You will build a much better story / character / setting by introducing specifics to your narrative
2. Avoid adverbs
Going through a text and strengthening the verb instead will instantly lift your writing.
3. Make every word earn its place
Whether it’s an adverb or an adjective, noun, vowel or connector make sure it is adding something to the reader’s experience. Watch dialogue especially and if your character is saying the same thing three ways, lose two of them.
4. Keep it simple
Make your story as complex as you like, but tell it simply. If a reader is confused they are likely to move onto the next story. Split up long sentences, don’t use three weak words where one stronger one will do.
5. Show me, don’t tell me
This one has been so important for me. At a basic level, don’t say ‘John was anxious’ say “John had bitten the fingernail on his index finger so far he could no longer hook his teeth behind it to gnaw.”
6. Trust the Reader
In the example above did you know what John was feeling from what he was doing? There you go. Trust your reader.
7. What do they want?
Think about what each of your characters wants in a scene and this will propel them forward.
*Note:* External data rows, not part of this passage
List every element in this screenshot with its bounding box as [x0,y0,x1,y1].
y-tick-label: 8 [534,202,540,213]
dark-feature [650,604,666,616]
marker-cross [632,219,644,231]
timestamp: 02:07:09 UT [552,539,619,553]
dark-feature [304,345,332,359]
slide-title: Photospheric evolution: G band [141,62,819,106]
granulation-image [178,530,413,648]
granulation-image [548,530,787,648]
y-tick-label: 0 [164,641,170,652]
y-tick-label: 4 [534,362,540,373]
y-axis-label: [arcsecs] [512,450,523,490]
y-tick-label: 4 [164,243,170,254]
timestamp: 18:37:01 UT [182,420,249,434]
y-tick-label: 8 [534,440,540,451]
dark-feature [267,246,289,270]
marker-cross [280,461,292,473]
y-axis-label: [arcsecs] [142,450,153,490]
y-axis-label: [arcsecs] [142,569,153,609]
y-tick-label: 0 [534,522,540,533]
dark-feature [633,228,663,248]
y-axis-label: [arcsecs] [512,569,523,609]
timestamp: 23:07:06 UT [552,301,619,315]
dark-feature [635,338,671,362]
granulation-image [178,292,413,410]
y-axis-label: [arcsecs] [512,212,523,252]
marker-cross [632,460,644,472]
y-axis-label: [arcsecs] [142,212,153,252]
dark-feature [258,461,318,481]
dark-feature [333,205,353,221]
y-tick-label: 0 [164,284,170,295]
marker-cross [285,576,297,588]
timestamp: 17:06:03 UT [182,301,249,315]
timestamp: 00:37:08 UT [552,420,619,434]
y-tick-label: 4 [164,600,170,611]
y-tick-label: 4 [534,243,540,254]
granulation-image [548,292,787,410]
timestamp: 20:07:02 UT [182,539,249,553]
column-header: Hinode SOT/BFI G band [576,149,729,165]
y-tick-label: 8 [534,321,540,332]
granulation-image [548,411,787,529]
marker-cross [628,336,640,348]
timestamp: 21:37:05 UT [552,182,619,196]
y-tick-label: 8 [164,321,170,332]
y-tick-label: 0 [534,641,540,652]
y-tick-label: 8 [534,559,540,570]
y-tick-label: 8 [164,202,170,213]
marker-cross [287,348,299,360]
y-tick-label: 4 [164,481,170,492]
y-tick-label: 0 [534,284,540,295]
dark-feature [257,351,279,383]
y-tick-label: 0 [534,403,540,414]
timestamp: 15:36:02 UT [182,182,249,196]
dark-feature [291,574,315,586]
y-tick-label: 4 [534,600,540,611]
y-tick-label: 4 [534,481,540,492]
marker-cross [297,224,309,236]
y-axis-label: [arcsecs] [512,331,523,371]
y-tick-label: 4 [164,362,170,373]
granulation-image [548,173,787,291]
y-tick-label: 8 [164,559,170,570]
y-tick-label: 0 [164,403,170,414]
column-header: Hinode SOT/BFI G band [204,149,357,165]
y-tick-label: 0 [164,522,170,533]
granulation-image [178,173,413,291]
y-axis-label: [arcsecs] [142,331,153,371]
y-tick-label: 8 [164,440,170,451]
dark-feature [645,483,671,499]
Their actions should be based on their desires and the reader should get a sense of what that is, without you, the author, having to say it out loud.
8. Bury the Details
This is about keeping some mystery alive.
Similar to the previous point it’s about creating a subtext to a scene to make it more real. Convey the characters wants in their actions rather than just plonking them on the page.
9. Let the reader ask the questions
Think very carefully before putting a question in your text. Not “John entered the room. Why was it so empty? What had happened here?” but “John pushed open the door. The room creaked with emptiness. A star of David was painted on one wall in what looked like blood.”
10. Read it aloud
Usually the best way to pick up sentences that sound wrong.
If you stumble over it. Bin it.
Or change it if you’re feeling slightly less draconian!
Find a reader (or two) who you can ask to critique. You’ll be surprised how people tend to pick up the same problems; making it far easier to redraft.
12. Find your voice
This is tricky but as a writer your voice needs to stand out from the din of the crowd.
A good exercise is to write a description of your home town. Close your eyes; picture yourself there and…
13. Just write
No inspiration? Tough.
If you have to hang around waiting for inspiration to strike then you might as well give up now. Write it even if it sucks – first drafts usually do anyway – like an athlete, training is important.
Bottom line: if you don’t write: you’re not a writer!